Вемунд не видел ее два дня.
— Госпожа Элизабет ушла на прием в Лекенес.
— Ах да, этот проклятый прием — я о нем совсем забыл. А где госпожа Карин?
— Госпожу Карин забрал доктор Хансен. Они хотят прокатиться в экипаже.
— А, ну это для нее хорошо. А как наша маленькая девочка? Она оправилась от простуды к завтрашним крестинам?
— Полностью поправилась, господин Вемунд. Она сейчас спит, но если Вы хотите?..
— Нет, не хочу ей мешать. А доктор Хансен сказал, куда они собираются ехать?
— Я слышала, как они говорили что-то о посещении старого пациента в красивой усадьбе.

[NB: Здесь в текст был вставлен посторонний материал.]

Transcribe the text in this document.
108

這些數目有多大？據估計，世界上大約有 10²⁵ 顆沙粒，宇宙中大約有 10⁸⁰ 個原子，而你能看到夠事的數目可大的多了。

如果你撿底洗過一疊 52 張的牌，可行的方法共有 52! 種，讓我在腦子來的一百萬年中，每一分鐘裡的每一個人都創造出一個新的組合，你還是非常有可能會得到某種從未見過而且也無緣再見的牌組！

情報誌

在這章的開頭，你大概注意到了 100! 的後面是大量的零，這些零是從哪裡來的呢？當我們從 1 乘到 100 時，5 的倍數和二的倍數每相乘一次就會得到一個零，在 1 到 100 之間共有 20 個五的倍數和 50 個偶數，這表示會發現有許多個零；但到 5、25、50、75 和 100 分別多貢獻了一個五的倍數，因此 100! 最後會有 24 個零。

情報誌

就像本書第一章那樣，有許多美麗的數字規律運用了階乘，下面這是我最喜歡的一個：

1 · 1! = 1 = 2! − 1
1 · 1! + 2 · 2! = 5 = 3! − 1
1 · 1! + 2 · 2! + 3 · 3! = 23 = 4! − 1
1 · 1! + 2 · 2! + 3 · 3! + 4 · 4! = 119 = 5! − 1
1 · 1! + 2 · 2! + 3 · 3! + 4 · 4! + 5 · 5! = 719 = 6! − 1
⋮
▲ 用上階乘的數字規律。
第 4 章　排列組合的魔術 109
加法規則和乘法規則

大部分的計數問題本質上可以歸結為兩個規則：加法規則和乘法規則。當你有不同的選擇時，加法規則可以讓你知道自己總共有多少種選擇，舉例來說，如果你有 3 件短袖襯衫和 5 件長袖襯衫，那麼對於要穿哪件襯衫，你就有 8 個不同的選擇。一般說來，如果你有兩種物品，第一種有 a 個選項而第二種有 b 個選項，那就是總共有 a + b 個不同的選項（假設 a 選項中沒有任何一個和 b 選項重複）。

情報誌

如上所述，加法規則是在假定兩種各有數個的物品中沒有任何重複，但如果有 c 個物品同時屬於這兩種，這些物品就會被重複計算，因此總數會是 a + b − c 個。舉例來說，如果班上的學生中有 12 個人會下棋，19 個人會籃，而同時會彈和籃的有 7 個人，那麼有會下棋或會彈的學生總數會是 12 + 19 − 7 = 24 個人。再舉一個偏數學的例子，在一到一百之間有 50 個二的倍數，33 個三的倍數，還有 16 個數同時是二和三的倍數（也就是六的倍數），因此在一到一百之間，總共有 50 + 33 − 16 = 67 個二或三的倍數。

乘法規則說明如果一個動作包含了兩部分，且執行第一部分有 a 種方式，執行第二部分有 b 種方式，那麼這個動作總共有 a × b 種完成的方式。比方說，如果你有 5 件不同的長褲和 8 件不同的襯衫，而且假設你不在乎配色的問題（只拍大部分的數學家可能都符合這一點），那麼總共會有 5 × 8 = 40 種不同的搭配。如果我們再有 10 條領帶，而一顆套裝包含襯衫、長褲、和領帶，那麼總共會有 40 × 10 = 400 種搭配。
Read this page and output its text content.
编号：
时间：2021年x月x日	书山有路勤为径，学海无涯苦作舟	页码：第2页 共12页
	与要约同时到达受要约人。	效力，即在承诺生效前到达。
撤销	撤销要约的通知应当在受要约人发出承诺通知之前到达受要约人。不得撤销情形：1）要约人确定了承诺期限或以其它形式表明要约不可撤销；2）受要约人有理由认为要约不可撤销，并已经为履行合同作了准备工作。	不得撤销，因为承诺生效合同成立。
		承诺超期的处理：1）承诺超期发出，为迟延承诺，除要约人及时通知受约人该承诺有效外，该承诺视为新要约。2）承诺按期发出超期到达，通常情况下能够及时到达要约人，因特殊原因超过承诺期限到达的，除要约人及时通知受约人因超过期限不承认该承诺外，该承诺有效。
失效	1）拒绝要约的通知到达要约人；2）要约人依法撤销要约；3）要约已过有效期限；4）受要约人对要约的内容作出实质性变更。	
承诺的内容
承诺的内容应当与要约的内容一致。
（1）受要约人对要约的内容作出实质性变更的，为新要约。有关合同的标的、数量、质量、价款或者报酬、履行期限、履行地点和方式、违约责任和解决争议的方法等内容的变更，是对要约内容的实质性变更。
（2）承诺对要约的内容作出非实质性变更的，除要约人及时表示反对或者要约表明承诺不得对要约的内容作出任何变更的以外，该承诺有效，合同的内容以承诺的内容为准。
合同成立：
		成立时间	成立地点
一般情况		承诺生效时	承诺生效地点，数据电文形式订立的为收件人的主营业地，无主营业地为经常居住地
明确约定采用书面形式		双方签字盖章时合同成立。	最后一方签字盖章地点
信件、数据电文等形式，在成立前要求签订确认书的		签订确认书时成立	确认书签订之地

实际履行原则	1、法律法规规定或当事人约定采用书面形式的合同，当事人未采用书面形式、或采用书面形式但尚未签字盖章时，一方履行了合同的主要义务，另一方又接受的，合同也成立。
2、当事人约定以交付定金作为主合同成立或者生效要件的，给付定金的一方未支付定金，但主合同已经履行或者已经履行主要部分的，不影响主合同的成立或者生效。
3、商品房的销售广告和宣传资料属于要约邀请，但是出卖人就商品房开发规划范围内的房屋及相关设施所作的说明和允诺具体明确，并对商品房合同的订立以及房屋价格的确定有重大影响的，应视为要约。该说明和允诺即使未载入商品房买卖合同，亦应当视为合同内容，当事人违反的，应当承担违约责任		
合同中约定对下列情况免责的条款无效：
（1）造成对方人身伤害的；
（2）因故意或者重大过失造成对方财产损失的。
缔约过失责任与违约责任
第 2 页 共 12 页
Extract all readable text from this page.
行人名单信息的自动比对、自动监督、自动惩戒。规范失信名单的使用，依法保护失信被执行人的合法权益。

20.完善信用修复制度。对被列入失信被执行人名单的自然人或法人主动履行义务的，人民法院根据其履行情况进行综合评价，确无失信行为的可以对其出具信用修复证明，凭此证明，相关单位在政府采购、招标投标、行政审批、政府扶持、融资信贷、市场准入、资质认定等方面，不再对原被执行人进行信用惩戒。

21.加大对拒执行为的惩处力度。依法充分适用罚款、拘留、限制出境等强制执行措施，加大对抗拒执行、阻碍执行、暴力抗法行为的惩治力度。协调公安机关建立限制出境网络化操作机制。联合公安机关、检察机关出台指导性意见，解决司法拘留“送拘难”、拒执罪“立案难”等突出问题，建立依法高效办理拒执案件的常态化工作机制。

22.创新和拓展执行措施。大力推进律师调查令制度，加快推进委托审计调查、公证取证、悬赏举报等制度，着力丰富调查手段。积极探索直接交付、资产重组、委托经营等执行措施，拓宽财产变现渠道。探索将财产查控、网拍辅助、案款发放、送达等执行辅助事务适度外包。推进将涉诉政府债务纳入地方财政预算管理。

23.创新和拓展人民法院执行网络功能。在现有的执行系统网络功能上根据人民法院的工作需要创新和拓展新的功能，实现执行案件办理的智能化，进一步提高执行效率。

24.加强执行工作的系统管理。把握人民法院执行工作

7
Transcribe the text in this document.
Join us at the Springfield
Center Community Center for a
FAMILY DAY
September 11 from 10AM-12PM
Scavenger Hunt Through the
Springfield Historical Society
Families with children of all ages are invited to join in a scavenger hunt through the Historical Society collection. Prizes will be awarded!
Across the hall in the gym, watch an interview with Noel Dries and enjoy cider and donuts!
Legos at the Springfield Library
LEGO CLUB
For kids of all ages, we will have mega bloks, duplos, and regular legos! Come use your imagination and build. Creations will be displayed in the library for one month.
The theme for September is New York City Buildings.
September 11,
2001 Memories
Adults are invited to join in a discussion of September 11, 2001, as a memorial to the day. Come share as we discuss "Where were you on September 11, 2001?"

Это, должно быть, Лекенес, не правда ли?
Вемунду стало одновременно холодно и жарко.
— Что? Но я же говорил…
Нет, он этого не говорил. И, очевидно, Элизабет тоже. Госпожа Воген была не виновата в этой катастрофе, доктор Хансен тоже был не виноват. Элизабет тоже не знала всего о том, почему Карин не должна была там показываться. Только на нем была вина за это. Он забыл сказать доктору Хансену, чтобы тот не возил ее туда больше. Он тихо простонал.
— Госпожа Воген, я должен тотчас же туда отправиться! Хотя я этого не хочу, но я должен поехать туда сейчас. Как давно они уехали?